Amazon strukturiert sein im Jahr 2021 übernommenes Podcast-Studio grundlegend um und entlässt dabei etwa 110 Mitarbeiter. Laut Medienberichten werden die preisgekrönten narrativen Podcasts wie "Business Wars" zu Amazons Audio-Plattform Audible verlagert. Creator-geführte Shows landen in einer neuen Abteilung, die sich auf prominenten-getriebene Video-Formate konzentriert. Wondery-CEO Jen Sargent verlässt das Unternehmen nach einer Übergangsphase.
Einnahmen vervierfacht
Nun ist es beileibe nicht so, dass die Podcasts rote Zahlen schrieben. Seit der Übernahme hat Wondery seine Einnahmen vervierfacht, berichtet die US-Finanznachrichtenagentur Bloomberg. Doch mit Videoinhalten lasse sich deutlich mehr Geld verdienen und die Wachstumschancen seien rosiger, heißt es in der Branche. Der “Goldrausch” bei den Podcasts, der durch den True-Crime-Podcast “Serial” maßgeblich eingeläutet wurde, sei vorbei.

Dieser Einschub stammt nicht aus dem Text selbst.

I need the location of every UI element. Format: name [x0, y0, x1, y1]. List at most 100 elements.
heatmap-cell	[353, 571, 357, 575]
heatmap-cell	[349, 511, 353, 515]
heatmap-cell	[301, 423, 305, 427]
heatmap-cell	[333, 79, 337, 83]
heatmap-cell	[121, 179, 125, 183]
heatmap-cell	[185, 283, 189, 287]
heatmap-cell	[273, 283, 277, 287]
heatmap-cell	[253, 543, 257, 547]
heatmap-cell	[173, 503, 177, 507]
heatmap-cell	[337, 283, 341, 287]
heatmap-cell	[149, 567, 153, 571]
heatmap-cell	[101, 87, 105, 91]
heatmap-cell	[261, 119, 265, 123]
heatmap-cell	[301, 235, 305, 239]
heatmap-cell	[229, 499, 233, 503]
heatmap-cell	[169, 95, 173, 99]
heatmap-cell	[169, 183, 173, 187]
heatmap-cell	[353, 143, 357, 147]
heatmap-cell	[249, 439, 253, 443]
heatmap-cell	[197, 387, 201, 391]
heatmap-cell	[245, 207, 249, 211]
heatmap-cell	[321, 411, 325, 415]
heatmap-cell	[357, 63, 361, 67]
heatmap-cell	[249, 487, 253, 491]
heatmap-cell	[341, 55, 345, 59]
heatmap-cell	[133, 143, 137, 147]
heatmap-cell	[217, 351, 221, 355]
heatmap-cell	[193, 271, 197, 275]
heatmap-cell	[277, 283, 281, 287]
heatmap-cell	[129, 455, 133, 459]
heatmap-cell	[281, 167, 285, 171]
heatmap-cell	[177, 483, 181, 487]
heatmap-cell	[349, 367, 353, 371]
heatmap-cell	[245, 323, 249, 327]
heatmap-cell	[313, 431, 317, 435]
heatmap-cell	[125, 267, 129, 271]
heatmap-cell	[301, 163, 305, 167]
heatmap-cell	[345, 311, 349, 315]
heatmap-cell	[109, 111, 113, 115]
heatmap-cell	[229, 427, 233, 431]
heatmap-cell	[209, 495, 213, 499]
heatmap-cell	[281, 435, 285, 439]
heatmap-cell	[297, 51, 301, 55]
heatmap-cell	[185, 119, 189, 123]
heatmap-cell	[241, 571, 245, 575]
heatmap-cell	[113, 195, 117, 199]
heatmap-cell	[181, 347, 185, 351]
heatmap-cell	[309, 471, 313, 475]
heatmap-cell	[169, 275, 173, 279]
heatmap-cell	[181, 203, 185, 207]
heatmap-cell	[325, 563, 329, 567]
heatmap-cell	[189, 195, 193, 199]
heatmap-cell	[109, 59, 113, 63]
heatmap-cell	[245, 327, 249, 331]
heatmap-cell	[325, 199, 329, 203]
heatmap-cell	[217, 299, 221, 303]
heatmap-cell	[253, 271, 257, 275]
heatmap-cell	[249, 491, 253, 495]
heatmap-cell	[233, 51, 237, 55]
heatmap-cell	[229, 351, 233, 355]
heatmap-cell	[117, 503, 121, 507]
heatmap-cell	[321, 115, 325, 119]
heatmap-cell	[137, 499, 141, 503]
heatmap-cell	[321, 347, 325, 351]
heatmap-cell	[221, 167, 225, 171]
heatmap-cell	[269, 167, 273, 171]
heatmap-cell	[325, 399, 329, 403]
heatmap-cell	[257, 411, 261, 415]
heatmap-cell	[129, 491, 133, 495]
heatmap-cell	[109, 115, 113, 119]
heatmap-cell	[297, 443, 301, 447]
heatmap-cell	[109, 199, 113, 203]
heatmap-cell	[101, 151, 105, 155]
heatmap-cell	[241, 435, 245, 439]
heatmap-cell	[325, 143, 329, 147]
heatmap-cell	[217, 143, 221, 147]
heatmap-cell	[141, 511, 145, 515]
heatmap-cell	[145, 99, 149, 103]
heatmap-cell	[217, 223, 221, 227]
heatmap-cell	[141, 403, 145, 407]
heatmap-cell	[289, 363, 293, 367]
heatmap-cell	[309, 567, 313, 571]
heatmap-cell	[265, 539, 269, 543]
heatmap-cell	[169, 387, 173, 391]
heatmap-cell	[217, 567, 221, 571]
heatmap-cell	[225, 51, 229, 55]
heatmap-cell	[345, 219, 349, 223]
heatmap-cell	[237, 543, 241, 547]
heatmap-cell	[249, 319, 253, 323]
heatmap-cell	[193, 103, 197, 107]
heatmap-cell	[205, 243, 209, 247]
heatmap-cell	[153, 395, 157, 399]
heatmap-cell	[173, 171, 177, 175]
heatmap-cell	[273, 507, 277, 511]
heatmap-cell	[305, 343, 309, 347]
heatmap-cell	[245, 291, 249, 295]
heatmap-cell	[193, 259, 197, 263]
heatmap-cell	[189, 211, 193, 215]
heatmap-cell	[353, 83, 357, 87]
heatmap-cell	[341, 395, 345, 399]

Zumindest für jene im Podcastgewerbe, die groß sind und noch größer werden wollen, bedeutet dies, dass sie Video können müssen, sagen Branchenbeobachter. Video-Podcasts ließen sich für Werbetreibende leichter vermarkten, da diese bereits an Video-Anzeigen auf verschiedenen Plattformen gewöhnt sind. Klassische Audiowerbung sei hingegen schwer verkäuflich.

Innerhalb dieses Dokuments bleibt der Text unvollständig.